The Skygreen Leopards’ seventh album centers on domestic disputes

Album review: The Skygreen Leopards’ ‘Family Crimes’

The Skygreen Leopards
Family Crimes
Woodsist
★★★ (out of 5 stars)

San Francisco psych-folkies the Skygreen Leopards don’t take themselves too seriously, which is evident from the skulls/colored sock/orange citrus artwork for their seventh full-length, Family Crimes. Yet the jingly, jangly surface sheen of the album masks a somewhat-coherent songwriting concept centered on domestic disputes.
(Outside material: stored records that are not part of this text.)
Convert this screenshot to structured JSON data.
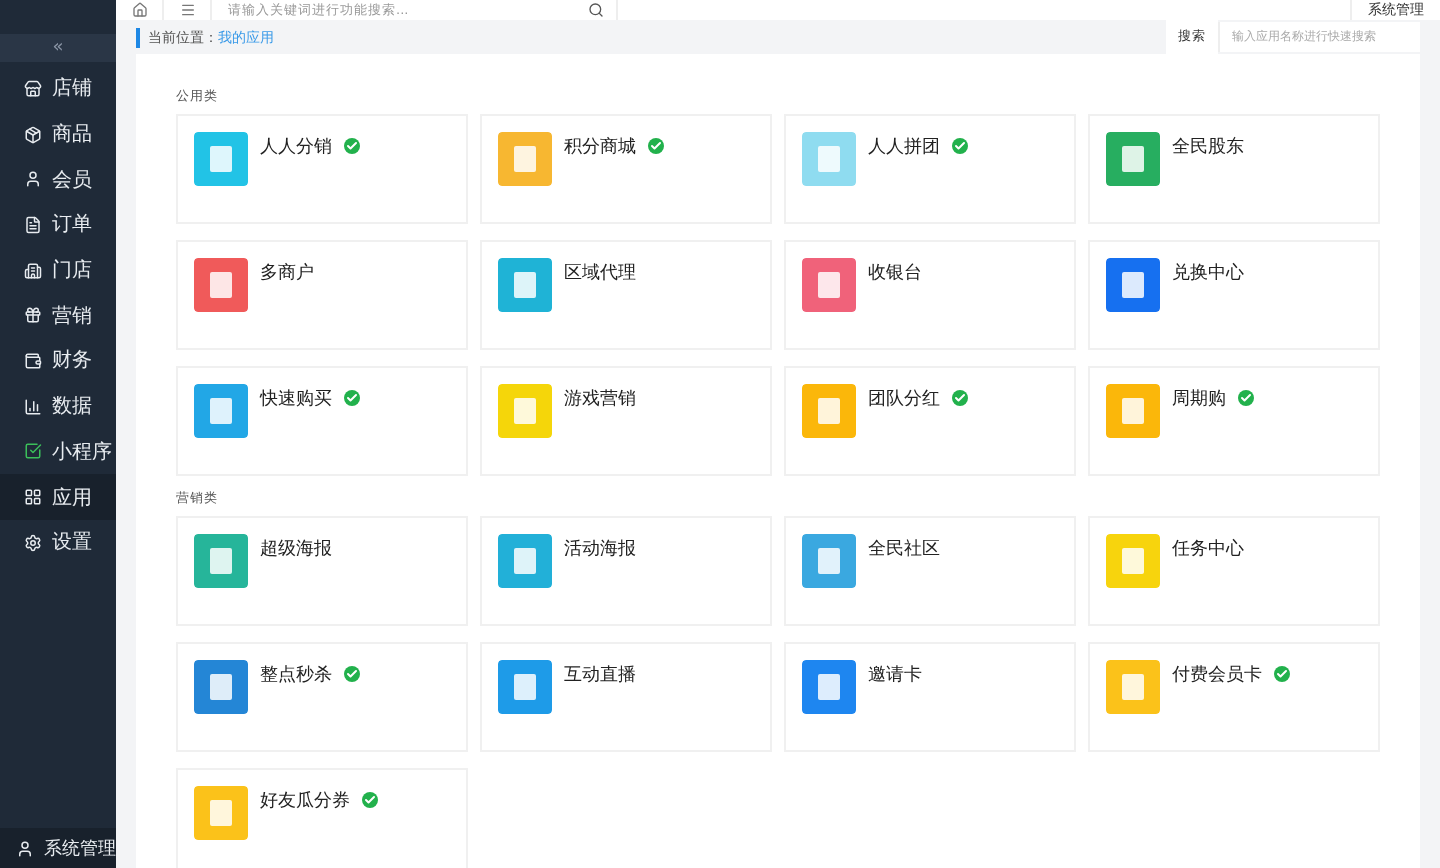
{
  "sidebar": {
    "collapse_icon": "«",
    "items": [
      {
        "label": "店铺",
        "selected": false
      },
      {
        "label": "商品",
        "selected": false
      },
      {
        "label": "会员",
        "selected": false
      },
      {
        "label": "订单",
        "selected": false
      },
      {
        "label": "门店",
        "selected": false
      },
      {
        "label": "营销",
        "selected": false
      },
      {
        "label": "财务",
        "selected": false
      },
      {
        "label": "数据",
        "selected": false
      },
      {
        "label": "小程序",
        "selected": false
      },
      {
        "label": "应用",
        "selected": true
      },
      {
        "label": "设置",
        "selected": false
      }
    ],
    "footer": "系统管理"
  },
  "topbar": {
    "search": {
      "placeholder": "请输入关键词进行功能搜索..."
    },
    "user": "系统管理"
  },
  "breadcrumb": {
    "label": "当前位置：",
    "current": "我的应用"
  },
  "app_search": {
    "label": "搜索",
    "placeholder": "输入应用名称进行快速搜索"
  },
  "sections": [
    {
      "title": "公用类",
      "apps": [
        {
          "name": "人人分销",
          "installed": true,
          "color": "#22c3e6"
        },
        {
          "name": "积分商城",
          "installed": true,
          "color": "#f7b731"
        },
        {
          "name": "人人拼团",
          "installed": true,
          "color": "#8fdcf0"
        },
        {
          "name": "全民股东",
          "installed": false,
          "color": "#27ae60"
        },
        {
          "name": "多商户",
          "installed": false,
          "color": "#f05a5a"
        },
        {
          "name": "区域代理",
          "installed": false,
          "color": "#1fb3d6"
        },
        {
          "name": "收银台",
          "installed": false,
          "color": "#f0627a"
        },
        {
          "name": "兑换中心",
          "installed": false,
          "color": "#1670f0"
        },
        {
          "name": "快速购买",
          "installed": true,
          "color": "#22a7e6"
        },
        {
          "name": "游戏营销",
          "installed": false,
          "color": "#f5d60a"
        },
        {
          "name": "团队分红",
          "installed": true,
          "color": "#fbb70a"
        },
        {
          "name": "周期购",
          "installed": true,
          "color": "#fbb70a"
        }
      ]
    },
    {
      "title": "营销类",
      "apps": [
        {
          "name": "超级海报",
          "installed": false,
          "color": "#26b59a"
        },
        {
          "name": "活动海报",
          "installed": false,
          "color": "#22b0d8"
        },
        {
          "name": "全民社区",
          "installed": false,
          "color": "#3aa8e0"
        },
        {
          "name": "任务中心",
          "installed": false,
          "color": "#f7d40d"
        },
        {
          "name": "整点秒杀",
          "installed": true,
          "color": "#2486d6"
        },
        {
          "name": "互动直播",
          "installed": false,
          "color": "#1e9be8"
        },
        {
          "name": "邀请卡",
          "installed": false,
          "color": "#1e86f0"
        },
        {
          "name": "付费会员卡",
          "installed": true,
          "color": "#fbc21a"
        },
        {
          "name": "好友瓜分券",
          "installed": true,
          "color": "#fbc21a"
        }
      ]
    }
  ]
}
For instance, “Love Is a Shadow” is answered by “Crying Green & Purple,” while the hope of “Is It Love, Love, Love?” is quickly dashed by the paranoia of “It’s Not Love.” And “Leave the Family” turns up twice: once as the album’s opening track, and again as a mordant late-record reprise. Everything in between runs together: choogling organ fills, bright acoustic guitar riffs, breathless vocals sung in beautiful tandem by Glenn Donaldson and Donovan Quinn. “My Friends” and “Garden Blue” speak to the gauzy influence of unofficial Skygreen Leopards member and frequent producer Jason Quever, who cut the whole project directly to analog tape. Meanwhile, “WWIII Style” brims with the charming chaos of anti-folk heroes like the Beets. Yet Family Crimes ends up feeling long in the tooth – even if its 14 songs only total 32 minutes.